No entanto, em que pese o comércio internacional ainda ser disciplinado, em boa parte, pelo crédito e boa imagem de seus os atores, com o constante crescimento e expansão das relações internacionais conhecida por globalização, tais atores não poderiam mais manter a rotatividade de seu comercio garantida apenas com base na boa fé e confiança dos demais comerciantes.

Tal necessidade vem sendo suprida por tais regras que, independentemente do esforço dos Estados para regular tais relações e criar a devida segurança jurídica entre estes, seja através de seus poderes legiferantes tentando criar leis atuais sobre o comércio internacional ou dos próprios poderes judiciários com o fito de fazer cumprir tais regras, tem solucionado tais entraves através da produção de regras próprias e de aplicação das mesmas através das decisões arbitrais, tendo sido um grande avanço para a tal ocorrência o reconhecimento por estes Estados das decisões arbitrais internacionais.

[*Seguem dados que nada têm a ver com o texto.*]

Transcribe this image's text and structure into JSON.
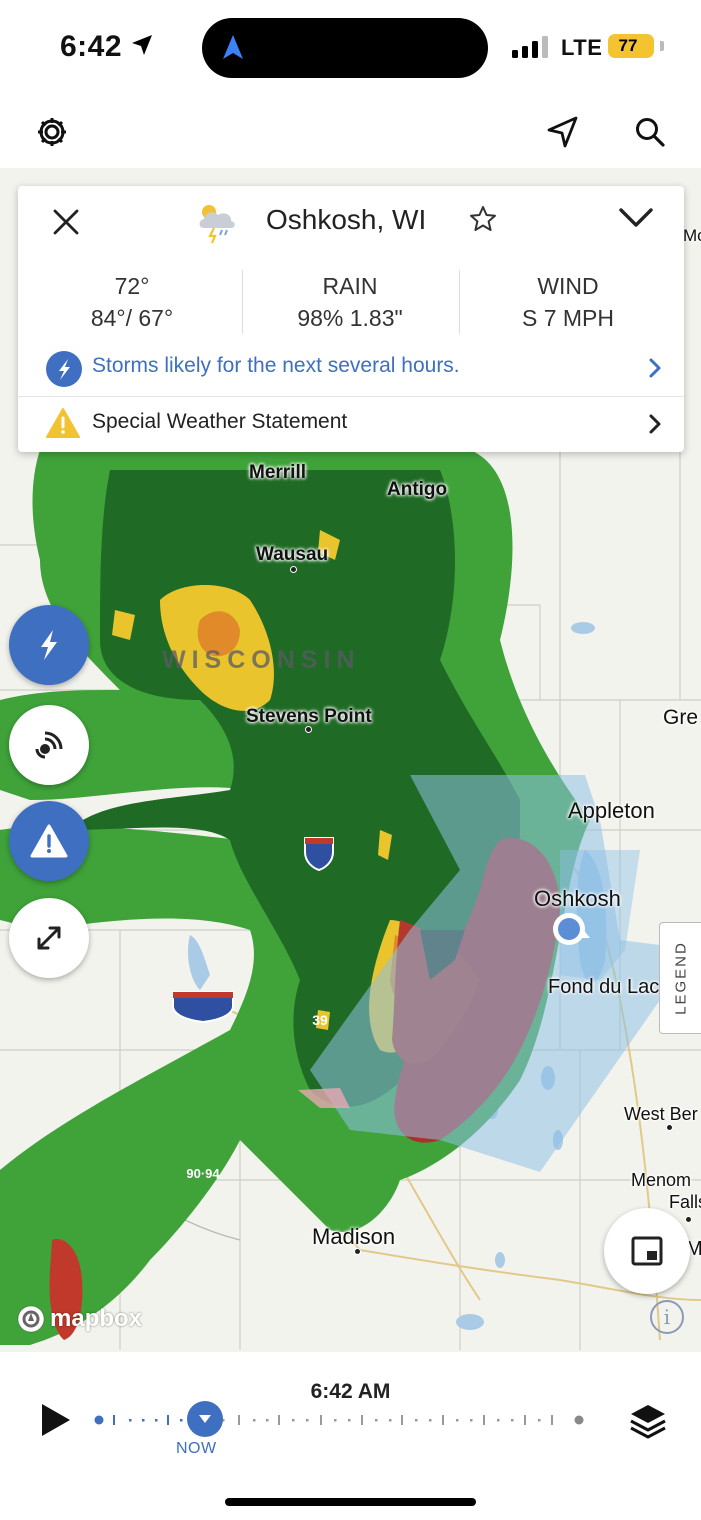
{
  "status_bar": {
    "time": "6:42",
    "network": "LTE",
    "battery": "77"
  },
  "app_bar": {
    "settings_icon": "gear-icon",
    "location_icon": "location-arrow-icon",
    "search_icon": "search-icon"
  },
  "card": {
    "location": "Oshkosh, WI",
    "temp": {
      "current": "72°",
      "range": "84°/ 67°"
    },
    "rain": {
      "label": "RAIN",
      "value": "98% 1.83\""
    },
    "wind": {
      "label": "WIND",
      "value": "S 7 MPH"
    },
    "forecast_alert": "Storms likely for the next several hours.",
    "warning": "Special Weather Statement"
  },
  "map": {
    "state_label": "WISCONSIN",
    "cities": {
      "merrill": "Merrill",
      "antigo": "Antigo",
      "wausau": "Wausau",
      "stevens_point": "Stevens Point",
      "appleton": "Appleton",
      "oshkosh": "Oshkosh",
      "fond_du_lac": "Fond du Lac",
      "green_bay": "Gre",
      "west_bend": "West Ber",
      "menomonee": "Menom",
      "falls": "Falls",
      "madison": "Madison",
      "mc": "Mc",
      "m": "M"
    },
    "highways": {
      "i39": "39",
      "i9094": "90·94"
    },
    "legend_label": "LEGEND",
    "attribution": "mapbox",
    "colors": {
      "radar_green": "#2f8f2a",
      "radar_dark": "#1e5e22",
      "radar_yellow": "#e8c22b",
      "radar_red": "#b0302b",
      "warning_polygon": "#9cc5e8"
    }
  },
  "timeline": {
    "time": "6:42 AM",
    "now_label": "NOW"
  },
  "colors": {
    "accent": "#3e6fc0",
    "battery": "#f4c430"
  }
}
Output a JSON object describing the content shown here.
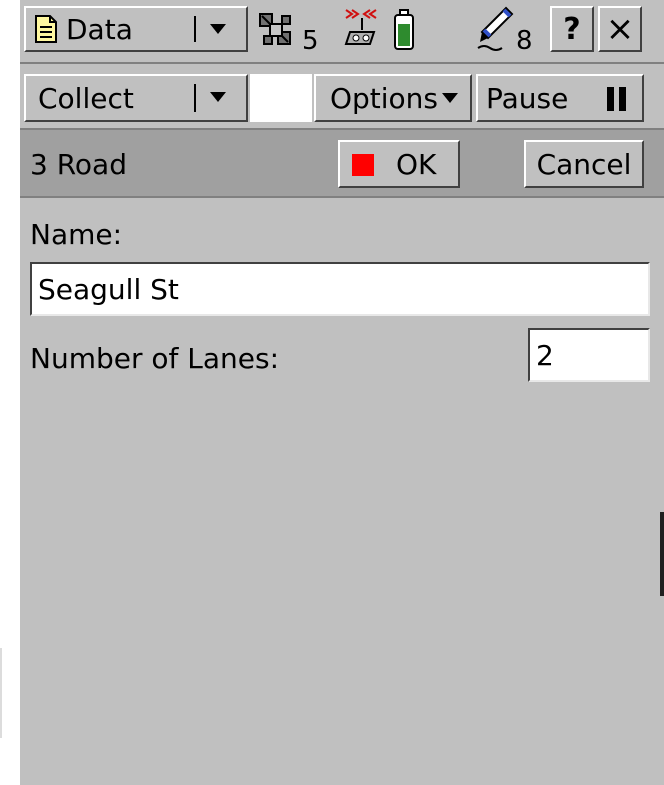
{
  "status_bar": {
    "menu_label": "Data",
    "satellites_count": "5",
    "pen_count": "8",
    "help_label": "?",
    "close_label": "×"
  },
  "toolbar": {
    "mode_label": "Collect",
    "options_label": "Options",
    "pause_label": "Pause"
  },
  "form": {
    "title": "3 Road",
    "ok_label": "OK",
    "cancel_label": "Cancel",
    "ok_indicator_color": "#ff0000"
  },
  "fields": {
    "name_label": "Name:",
    "name_value": "Seagull St",
    "lanes_label": "Number of Lanes:",
    "lanes_value": "2"
  },
  "colors": {
    "background": "#c0c0c0",
    "titlebar": "#a0a0a0",
    "battery": "#2e8b2e"
  }
}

Por fim, diante de tal aceitação e evolução da Lex Mercatoria, não fica difícil entender o porque de seu fracionamento em regras especializadas de mercado, uma vez que tais regras não necessitam passar pelo moroso e engessado sistema legislativo dos países e nem se submeter ao processo civil destes que são, da mesma forma, emperrados.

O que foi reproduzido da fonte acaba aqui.